I'm with Kim on this. Imo the problem is that women's needs for safety aren't considered important. But it doesn't mean the issues aren't also genuine for the transwomen.

StillLostAtTheStation · 11/03/2015 21:21

I thought the recent case involving a night club paying compensation was to a transman not being allowed to use the gents.

As for not using the ladies or the gents one thing I have found out from MN there are all sorts of valid reasons for using the reserved loo which do not require obvious disability. (severe IBS or dealing with incontinence pads where the greater privacy is appreciated for example) So no I wouldn't find it strange, it's none of my business.

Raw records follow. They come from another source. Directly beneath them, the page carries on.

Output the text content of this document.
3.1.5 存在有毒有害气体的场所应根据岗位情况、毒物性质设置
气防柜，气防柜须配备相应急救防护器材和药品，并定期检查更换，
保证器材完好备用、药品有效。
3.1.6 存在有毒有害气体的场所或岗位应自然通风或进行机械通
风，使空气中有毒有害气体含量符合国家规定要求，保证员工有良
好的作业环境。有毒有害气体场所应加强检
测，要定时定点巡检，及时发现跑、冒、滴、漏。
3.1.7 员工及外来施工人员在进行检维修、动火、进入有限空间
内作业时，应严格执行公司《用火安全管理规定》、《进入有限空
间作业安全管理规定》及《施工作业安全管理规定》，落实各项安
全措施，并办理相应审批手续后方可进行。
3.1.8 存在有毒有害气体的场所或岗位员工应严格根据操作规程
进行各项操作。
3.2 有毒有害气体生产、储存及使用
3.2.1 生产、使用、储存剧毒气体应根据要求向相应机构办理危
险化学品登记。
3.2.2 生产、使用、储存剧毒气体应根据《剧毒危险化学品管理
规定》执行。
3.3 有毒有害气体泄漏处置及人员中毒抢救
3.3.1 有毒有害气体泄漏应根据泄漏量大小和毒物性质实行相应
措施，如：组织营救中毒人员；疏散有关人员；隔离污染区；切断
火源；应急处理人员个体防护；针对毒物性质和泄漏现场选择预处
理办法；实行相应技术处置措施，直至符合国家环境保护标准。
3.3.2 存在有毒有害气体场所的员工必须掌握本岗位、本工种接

BuffyEpistemiwhatsit · 11/03/2015 21:24

This reply has been deleted

Message withdrawn at poster's request.

ArcheryAnnie · 11/03/2015 21:25

I've been to a very trans-friendly conference where most of the toilets were re-designated "gender neutral", and used by everybody, except two out-of-the-way toilets kept as women-only and men-only. There were two Famous Activists there, both trans women involved in recent brouhahas, and they both chose to go conspicuously out of their way to use the women-only loos.

kim147 · 11/03/2015 21:26

This reply has been deleted

Message withdrawn at poster's request.

caryam · 11/03/2015 21:28

Kim if no one knew someone was trans, the issue wouldn't arise anyway. But if someone was openly trans, as some are, or it was obvious, no I wouldn't find it strange if they used another toilet.

caryam · 11/03/2015 21:30

And women might care Kim. But hardly anyone would object because it would be bound to lead to major issues for the woman complaining. Most would rightly think it is not worth it.

kim147 · 11/03/2015 21:32

This reply has been deleted

Message withdrawn at poster's request.

rivetingrosie · 11/03/2015 21:32

The issue is passing - no trans women who passes is going to be prevented from going into a women's toilet, because no one would have any idea she was trans.

The individuals at stake are therefore those trans women who don't pass. In those cases, they will be read as men by the cis women in the toilet, who will likely be made uncomfortable and/or frightened.

I assume that you pass kim, hence why no one seems to care.